The IPO came after significant internal struggles within the company. In 2022, OpenAI’s board fired Sam Altman, citing a lack of transparency and concerns about the company’s commitment to its mission of benefiting all humanity. Altman was quickly reinstated, and board members involved in the coup, including co-founder Ilya Satskeva, resigned shortly after. This episode raised governance issues that have not yet been fully resolved and are likely to be scrutinized closely by public investors in the future.
OpenAI has faced several lawsuits in recent days, including a recent lawsuit from the state of Florida that accuses the company and Mr. Altman of harming children by providing information to school shooters, teaching self-harm, and promoting addiction among young users.
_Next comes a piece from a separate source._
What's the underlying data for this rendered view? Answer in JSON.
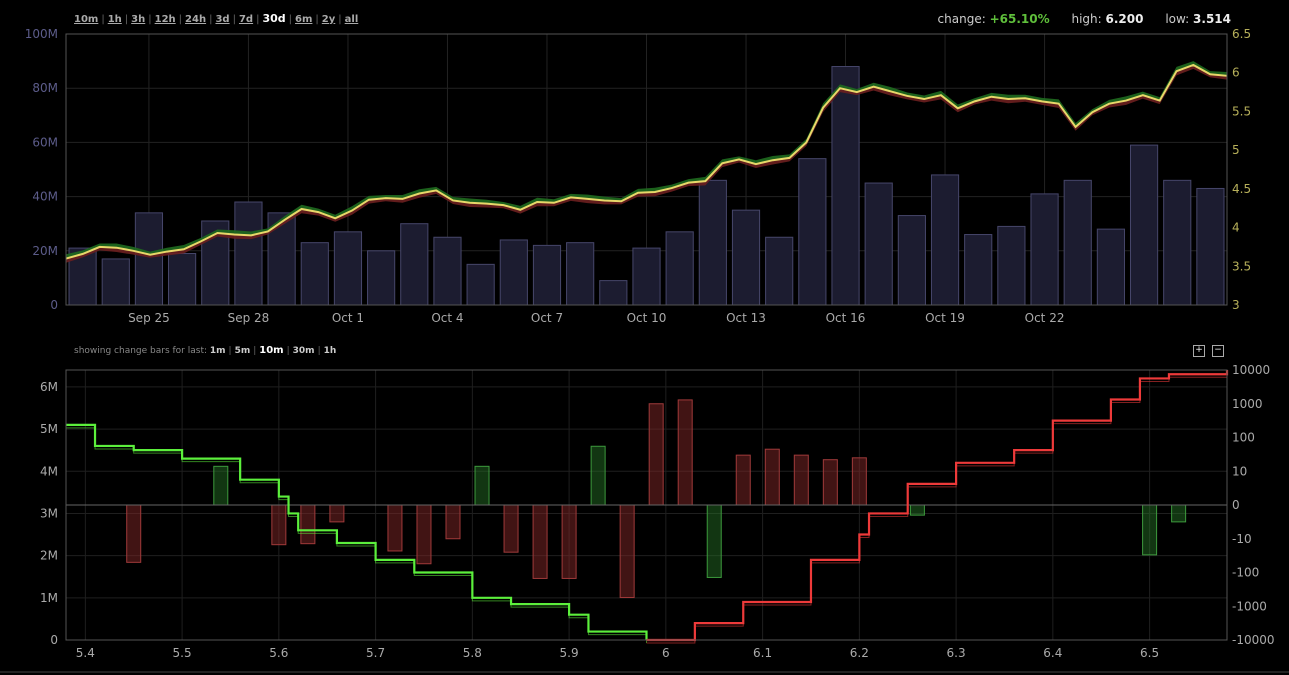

The Florida complaint adds to the growing number of lawsuits against OpenAI and other chatbot makers following incidents of user delusions, self-harm, suicide, and mass casualties.
OpenAI won a lawsuit last month after co-founder and rival Elon Musk sued the company and Altman over promises to keep the company nonprofit. The case was ultimately thrown out after both the jury and judge decided that Musk had waited too long. By the time Musk filed his lawsuit in 2024, the statute of limitations had passed.
OpenAI has also come under fire for the fact that its president, Greg Brockman, and his wife each donated $12.5 million to Leading the Future, a pro-AI political action committee dedicated to blocking local politicians who advocate for AI regulation. Both men made similar donations to MAGA Inc., a pro-Trump super PAC. OpenAI has sought to distance itself from Brockman’s so-called personal donations, saying the funds were not provided on behalf of the company.
If you buy through links in our articles, we may earn a small commission. This does not affect editorial independence.